Chief Financial Officer

I think we’re going to be disappointed if we don’t continue to execute in this manner, particularly given the improvements that we’ve seen. Ajit Pai – Stifel Nicolaus: Okay. And then the next question is just on the advanced applications. Can you give us some color as to when you expect some of the high power more defense related lasers? Do you expect any more of those to ship over the next four to six quarters?

Tim Mammen

Chief Financial Officer

We’ve got several orders on hand that we’re going to ship at least one of which maybe more in Q4. There are odd orders that still come in, they are just – that market is still not big for us, and there’s still a lot of R&D that’s required, and I’d just if not in a situation where you certainly going to see sales of 20 units accrued for anything like that. There are still orders expected and we continue to work with a fairly diverse number of customers in that area. Ajit Pai – Stifel Nicolaus: Got it. Thank you.

Operator

Operator

Our next question is from Mark Miller with Noble Financial. Please proceed with your question. Mark Miller – Noble Financial: Just wondering if you can just – I don’t need exact figures, but can you just give us a little more color about bookings?

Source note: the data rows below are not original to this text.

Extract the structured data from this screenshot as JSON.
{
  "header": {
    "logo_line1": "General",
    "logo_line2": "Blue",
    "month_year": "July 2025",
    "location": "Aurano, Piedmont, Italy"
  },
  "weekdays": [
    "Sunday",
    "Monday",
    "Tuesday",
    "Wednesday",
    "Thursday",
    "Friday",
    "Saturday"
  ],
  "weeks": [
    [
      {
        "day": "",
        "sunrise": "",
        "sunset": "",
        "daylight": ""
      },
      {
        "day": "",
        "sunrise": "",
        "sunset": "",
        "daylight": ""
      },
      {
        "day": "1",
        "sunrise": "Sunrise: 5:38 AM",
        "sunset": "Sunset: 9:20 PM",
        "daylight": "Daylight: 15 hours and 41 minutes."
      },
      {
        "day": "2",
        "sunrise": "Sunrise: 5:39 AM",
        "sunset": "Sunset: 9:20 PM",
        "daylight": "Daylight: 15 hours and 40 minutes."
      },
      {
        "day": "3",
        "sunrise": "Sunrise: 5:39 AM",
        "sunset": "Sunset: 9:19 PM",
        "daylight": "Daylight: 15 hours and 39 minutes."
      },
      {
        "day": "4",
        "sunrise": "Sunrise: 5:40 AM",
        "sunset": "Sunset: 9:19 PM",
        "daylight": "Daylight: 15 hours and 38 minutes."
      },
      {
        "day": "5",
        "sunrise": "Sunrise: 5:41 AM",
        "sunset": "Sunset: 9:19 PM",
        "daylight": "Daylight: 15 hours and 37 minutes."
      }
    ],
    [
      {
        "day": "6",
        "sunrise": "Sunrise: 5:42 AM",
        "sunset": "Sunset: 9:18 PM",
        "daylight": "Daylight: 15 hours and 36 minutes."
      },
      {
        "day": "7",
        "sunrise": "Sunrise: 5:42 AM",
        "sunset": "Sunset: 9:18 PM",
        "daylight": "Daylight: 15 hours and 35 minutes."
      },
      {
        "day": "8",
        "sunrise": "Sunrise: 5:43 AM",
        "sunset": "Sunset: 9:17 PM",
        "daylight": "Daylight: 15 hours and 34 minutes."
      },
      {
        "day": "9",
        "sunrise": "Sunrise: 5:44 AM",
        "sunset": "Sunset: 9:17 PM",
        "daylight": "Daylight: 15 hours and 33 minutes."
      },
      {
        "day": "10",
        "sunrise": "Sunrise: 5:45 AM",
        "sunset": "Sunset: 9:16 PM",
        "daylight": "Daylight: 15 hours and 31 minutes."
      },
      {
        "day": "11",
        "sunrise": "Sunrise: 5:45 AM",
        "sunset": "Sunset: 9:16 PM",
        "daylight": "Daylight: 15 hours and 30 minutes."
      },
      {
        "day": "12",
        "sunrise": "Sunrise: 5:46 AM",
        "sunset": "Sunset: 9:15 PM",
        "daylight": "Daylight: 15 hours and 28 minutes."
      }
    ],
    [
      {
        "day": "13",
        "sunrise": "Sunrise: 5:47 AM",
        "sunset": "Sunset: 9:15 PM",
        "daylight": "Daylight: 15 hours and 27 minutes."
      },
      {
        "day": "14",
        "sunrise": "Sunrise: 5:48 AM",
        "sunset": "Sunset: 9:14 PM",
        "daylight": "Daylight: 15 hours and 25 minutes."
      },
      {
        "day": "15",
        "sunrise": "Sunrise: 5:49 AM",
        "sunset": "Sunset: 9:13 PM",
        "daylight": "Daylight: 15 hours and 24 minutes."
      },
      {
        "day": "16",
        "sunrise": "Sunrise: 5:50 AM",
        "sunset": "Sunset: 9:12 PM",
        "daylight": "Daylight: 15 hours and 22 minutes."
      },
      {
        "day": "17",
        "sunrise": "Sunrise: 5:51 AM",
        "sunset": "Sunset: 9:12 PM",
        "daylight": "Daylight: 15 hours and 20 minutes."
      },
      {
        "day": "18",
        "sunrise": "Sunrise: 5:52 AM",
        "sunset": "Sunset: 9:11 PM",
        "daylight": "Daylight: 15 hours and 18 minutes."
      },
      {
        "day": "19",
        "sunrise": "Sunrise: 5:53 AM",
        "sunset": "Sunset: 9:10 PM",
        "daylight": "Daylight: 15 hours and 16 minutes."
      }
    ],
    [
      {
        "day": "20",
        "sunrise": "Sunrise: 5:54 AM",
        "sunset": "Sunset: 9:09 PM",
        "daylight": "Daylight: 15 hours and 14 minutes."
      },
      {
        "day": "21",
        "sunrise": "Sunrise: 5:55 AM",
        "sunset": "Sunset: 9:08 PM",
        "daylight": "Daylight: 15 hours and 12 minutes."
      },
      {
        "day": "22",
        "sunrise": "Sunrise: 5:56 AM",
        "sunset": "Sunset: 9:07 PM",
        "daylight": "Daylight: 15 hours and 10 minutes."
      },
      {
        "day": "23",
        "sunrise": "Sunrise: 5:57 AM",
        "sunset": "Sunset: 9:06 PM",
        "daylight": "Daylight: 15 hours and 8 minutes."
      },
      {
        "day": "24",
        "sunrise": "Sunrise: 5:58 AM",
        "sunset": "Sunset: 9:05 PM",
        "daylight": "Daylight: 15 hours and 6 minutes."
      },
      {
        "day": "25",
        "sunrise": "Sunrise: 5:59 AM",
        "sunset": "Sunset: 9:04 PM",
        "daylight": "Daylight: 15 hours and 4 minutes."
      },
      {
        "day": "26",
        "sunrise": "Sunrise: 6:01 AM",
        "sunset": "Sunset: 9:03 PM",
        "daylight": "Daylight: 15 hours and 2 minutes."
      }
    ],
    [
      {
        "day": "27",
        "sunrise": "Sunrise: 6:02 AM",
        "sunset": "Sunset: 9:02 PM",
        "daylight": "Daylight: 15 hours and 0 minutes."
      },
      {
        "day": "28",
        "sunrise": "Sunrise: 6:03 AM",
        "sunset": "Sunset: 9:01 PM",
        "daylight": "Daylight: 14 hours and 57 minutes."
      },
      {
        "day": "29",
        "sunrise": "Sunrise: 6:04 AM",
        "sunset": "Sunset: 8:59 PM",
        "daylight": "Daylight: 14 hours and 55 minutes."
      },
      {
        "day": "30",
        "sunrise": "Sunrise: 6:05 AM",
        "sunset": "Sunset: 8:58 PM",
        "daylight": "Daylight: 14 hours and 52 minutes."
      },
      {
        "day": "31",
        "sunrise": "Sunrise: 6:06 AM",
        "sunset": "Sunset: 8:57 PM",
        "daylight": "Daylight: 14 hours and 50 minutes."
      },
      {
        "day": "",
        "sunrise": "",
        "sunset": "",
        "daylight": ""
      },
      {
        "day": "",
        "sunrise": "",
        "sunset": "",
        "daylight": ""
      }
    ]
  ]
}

I think you mentioned North America was strong for the September quarter. Any other color you can give us about geography or products or application area would be beneficial.

Tim Mammen

Chief Financial Officer

[inaudible] I’d like to think, overall, we continue to see very strong bookings around the world and it was pleasing to see the US had its best quarter in bookings for a long time that I mentioned. We also saw across different applications some improvement in general and the advanced application business compared to where it had been between first six months of the year. And then all of the other geographies, Europe, China, Japan, India off a small base, it’s really across the board, everything else has continued to be improving. Mark Miller – Noble Financial: You mentioned high powered diode cost coming down was the driver of your margin improvement. Do you feel there are still a lot more coming? I know that was one of your hopes for the coming quarters that you’re going to be able to grab continued significant reduction in your diode costs which are a major part of your product cost.

Tim Mammen

Chief Financial Officer

Yes, I mean, we’ve seen that cost come down this year. And there are additional strategies that run out not just until the next two or three quarters, but there is a longer term target to drive the cost off the diodes that we use internally down. And as we ramp volumes, we think we can continue to achieve significant milestones in that regard. We don’t want to put any targets out there, but I think we’ve demonstrated an ability already to be pretty effective in that regard.

Valentin Gapontsev

Management

And, of course, [inaudible] from volume at this year we have reached 6 megawatt of – probably 6 megawatt of total diode power. It’s practically two times more than last year, it’s – and the cost of diodes really will only depends from volume which is further increase of volume of diode production if the cost will have an opportunity to develop price per watt were essentially additional. Mark Miller – Noble Financial: Thank you.

Operator

Operator

At this time, we have reached the end of the Q&A session. I will now turn the conference back over to Dr. Gapontsev for any closing or additional remarks.

Valentin Gapontsev

Management

Okay. Thank you for joining us today. We look forward to speaking with you in February next year when we report our fourth quarter and full-year results.

Tim Mammen

Chief Financial Officer

Thank you, everyone.

Valentin Gapontsev

Management

Thank you, everyone.

Operator

Operator

And that concludes our conference call. Thank you for joining us today.